Who this book is for

If you are reading this book, I guess you are probably in one of two groups. One group is the group of data scientists who already spend a lot of time cleaning data, but you want to get better at it. You are probably frustrated with the tedium of data cleaning, and you are looking for ways to speed it up, become more efficient, or just use different tools to get the job done. In our kitchen metaphor, you are the chef who just needs to brush up on a few knife skills.

The other group is made up of people doing the data science work but who never really cared about data cleaning before. But now, you are starting to think that maybe your results might actually get better if you had a cleaning process. Maybe the old adage "garbage in, garbage out" is starting to feel a little too real. Maybe you are interested in sharing your data with others, but you do not feel confident about the quality of the datasets you are producing. With this book, you will gain enough confidence to "cook in public" by learning a few tricks and creating new habits that will ensure a tidy, clean data science environment.
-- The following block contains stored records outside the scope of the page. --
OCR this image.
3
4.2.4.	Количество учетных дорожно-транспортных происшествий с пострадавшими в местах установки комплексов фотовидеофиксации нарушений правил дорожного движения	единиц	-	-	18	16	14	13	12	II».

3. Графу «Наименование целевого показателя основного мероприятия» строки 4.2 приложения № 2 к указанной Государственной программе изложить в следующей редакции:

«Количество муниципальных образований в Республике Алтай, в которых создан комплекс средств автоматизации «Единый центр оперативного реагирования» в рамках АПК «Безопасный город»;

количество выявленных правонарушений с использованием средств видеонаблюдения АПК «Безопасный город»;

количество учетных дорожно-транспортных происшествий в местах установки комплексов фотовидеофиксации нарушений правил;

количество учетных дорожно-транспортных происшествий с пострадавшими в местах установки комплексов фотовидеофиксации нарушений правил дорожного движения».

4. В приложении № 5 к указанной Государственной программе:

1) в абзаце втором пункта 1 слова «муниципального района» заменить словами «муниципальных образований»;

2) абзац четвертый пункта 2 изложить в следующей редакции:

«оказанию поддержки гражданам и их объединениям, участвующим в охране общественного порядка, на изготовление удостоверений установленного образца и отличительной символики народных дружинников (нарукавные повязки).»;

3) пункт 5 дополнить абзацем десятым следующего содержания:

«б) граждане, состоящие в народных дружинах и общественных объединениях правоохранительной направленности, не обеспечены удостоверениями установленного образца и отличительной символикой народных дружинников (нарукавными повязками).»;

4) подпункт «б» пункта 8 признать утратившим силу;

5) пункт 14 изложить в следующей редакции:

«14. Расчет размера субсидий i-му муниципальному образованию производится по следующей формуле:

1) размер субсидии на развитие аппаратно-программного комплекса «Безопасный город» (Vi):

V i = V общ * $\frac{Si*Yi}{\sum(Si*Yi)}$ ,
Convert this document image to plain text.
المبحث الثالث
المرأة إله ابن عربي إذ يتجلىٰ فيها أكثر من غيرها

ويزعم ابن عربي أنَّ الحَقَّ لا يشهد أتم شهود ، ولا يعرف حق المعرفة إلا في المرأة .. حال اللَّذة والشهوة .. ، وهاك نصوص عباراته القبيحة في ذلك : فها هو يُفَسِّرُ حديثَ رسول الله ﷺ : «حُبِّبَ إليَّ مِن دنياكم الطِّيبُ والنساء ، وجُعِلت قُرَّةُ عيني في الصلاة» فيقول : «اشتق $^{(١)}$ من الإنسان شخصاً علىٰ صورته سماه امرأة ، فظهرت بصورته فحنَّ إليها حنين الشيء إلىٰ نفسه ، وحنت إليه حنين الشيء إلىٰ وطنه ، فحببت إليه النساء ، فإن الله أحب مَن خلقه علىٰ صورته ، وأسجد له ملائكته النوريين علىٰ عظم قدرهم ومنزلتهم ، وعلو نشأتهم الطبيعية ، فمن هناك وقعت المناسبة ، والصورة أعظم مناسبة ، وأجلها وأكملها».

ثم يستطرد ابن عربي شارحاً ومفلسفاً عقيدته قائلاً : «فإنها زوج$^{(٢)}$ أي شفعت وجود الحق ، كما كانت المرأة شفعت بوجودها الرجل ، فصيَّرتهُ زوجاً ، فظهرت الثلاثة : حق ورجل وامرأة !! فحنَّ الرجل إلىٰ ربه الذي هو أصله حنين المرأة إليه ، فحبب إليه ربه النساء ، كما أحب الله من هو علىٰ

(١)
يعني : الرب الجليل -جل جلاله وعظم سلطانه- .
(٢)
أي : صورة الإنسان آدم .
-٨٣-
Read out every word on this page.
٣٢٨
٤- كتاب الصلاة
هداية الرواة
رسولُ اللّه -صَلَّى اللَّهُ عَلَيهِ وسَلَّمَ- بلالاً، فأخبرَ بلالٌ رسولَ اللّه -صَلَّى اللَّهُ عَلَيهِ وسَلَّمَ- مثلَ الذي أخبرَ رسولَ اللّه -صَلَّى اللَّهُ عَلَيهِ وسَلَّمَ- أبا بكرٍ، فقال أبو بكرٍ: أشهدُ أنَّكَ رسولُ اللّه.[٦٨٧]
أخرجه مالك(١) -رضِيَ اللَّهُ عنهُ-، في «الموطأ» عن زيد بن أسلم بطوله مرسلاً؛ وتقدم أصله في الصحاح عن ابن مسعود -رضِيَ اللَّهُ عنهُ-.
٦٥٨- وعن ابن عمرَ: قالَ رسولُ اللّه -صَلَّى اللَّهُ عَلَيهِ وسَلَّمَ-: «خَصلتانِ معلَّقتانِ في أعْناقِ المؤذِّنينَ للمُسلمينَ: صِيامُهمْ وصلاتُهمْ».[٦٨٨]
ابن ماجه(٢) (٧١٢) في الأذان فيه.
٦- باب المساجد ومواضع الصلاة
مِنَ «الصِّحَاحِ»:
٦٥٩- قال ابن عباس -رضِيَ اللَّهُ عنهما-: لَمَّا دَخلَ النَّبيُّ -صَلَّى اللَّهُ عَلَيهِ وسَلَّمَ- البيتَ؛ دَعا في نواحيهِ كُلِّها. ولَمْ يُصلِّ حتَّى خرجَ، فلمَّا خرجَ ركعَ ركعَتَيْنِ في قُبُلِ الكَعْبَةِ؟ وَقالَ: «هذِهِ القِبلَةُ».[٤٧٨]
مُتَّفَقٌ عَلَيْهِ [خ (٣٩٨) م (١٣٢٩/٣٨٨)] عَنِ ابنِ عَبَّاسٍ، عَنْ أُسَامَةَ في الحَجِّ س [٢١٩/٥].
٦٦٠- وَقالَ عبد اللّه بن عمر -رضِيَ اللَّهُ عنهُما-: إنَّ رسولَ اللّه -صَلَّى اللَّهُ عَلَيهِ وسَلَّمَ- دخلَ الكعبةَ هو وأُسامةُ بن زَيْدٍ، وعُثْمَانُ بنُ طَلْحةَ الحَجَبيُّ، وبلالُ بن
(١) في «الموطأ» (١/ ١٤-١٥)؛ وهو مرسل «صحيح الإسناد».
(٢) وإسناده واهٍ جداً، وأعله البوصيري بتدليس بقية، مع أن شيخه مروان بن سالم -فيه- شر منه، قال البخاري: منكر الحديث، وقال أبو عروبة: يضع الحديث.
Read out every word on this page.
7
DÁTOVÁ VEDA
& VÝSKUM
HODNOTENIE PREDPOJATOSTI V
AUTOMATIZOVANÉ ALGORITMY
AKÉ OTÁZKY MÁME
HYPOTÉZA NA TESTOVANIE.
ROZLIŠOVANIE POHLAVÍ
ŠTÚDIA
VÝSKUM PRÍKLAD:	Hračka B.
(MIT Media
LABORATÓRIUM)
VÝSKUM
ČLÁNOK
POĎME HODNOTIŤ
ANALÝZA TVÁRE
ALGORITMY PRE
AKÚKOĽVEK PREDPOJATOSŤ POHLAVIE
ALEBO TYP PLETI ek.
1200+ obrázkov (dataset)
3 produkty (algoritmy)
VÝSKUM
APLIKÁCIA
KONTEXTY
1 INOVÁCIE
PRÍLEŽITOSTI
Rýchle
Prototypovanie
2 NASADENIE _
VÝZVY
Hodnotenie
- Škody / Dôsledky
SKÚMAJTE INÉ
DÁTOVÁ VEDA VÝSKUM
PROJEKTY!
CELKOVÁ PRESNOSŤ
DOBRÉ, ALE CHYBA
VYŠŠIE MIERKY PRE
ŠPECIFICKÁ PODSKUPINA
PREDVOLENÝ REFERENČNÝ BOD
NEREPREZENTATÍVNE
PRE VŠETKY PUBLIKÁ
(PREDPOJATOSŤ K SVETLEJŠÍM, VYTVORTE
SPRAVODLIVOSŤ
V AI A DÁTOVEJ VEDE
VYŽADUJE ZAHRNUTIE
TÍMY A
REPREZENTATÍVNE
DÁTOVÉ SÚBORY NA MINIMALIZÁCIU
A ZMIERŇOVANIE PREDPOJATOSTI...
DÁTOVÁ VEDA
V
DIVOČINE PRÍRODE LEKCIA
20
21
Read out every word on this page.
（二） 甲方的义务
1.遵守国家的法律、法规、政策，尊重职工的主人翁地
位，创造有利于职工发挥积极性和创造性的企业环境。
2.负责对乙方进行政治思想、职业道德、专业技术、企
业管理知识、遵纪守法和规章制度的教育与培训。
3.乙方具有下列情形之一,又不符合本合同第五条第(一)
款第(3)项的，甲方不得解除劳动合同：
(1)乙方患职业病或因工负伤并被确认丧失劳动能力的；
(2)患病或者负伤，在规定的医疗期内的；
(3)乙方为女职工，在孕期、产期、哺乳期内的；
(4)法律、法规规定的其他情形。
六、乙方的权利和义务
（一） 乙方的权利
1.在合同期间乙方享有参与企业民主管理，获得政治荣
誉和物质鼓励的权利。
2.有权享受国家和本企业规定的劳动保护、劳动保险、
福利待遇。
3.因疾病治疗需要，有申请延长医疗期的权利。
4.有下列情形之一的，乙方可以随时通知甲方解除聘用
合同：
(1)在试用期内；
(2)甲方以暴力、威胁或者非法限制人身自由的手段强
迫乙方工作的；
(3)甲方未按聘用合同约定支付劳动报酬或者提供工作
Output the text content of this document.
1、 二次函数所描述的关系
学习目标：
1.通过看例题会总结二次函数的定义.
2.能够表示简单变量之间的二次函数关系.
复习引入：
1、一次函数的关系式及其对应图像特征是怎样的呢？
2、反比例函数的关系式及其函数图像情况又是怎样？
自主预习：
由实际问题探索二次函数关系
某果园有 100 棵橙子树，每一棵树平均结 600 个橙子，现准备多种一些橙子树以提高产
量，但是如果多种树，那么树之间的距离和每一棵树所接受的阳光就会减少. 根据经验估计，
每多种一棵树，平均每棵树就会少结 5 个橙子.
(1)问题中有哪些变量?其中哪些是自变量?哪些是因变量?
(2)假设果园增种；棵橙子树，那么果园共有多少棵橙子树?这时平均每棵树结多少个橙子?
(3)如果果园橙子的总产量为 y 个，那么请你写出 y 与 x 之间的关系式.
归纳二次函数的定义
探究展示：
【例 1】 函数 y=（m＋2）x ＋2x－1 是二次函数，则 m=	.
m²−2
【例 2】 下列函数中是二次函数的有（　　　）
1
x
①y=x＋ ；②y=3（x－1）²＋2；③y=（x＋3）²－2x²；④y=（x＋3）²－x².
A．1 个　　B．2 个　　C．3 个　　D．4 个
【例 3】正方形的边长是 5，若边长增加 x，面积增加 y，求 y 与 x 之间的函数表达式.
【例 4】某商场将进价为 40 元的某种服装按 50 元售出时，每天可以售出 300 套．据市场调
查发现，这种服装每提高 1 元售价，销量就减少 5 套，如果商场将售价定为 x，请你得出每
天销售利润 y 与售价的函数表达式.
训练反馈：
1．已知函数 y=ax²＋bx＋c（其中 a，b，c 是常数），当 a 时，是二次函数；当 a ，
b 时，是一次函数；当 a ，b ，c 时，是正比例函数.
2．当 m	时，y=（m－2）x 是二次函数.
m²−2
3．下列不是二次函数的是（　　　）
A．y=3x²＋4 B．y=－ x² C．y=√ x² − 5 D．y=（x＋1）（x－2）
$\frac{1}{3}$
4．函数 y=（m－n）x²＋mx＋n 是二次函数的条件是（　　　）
Either way, this book will help you reframe data cleaning away from being a symbol of drudgery and toward being your hallmark of quality, good taste, style, and efficiency. You should probably have a bit of programming background, but you do not have to be great at it. As with most data science projects, a willingness to learn and experiment as well as a healthy sense of curiosity and a keen attention to detail are all very important and valued.

Conventions

In this book, you will find a number of text styles that distinguish between different kinds of information. Here are some examples of these styles and an explanation of their meaning.

Code words in text, database table names, folder names, filenames, file extensions, pathnames, dummy URLs, user input, and Twitter handles are shown as follows: " The issue is that open() is not prepared to handle UTF-8 characters."

A block of code is set as follows:

for tweet in stream:

encoded_tweet = tweet['text'].encode('ascii','ignore')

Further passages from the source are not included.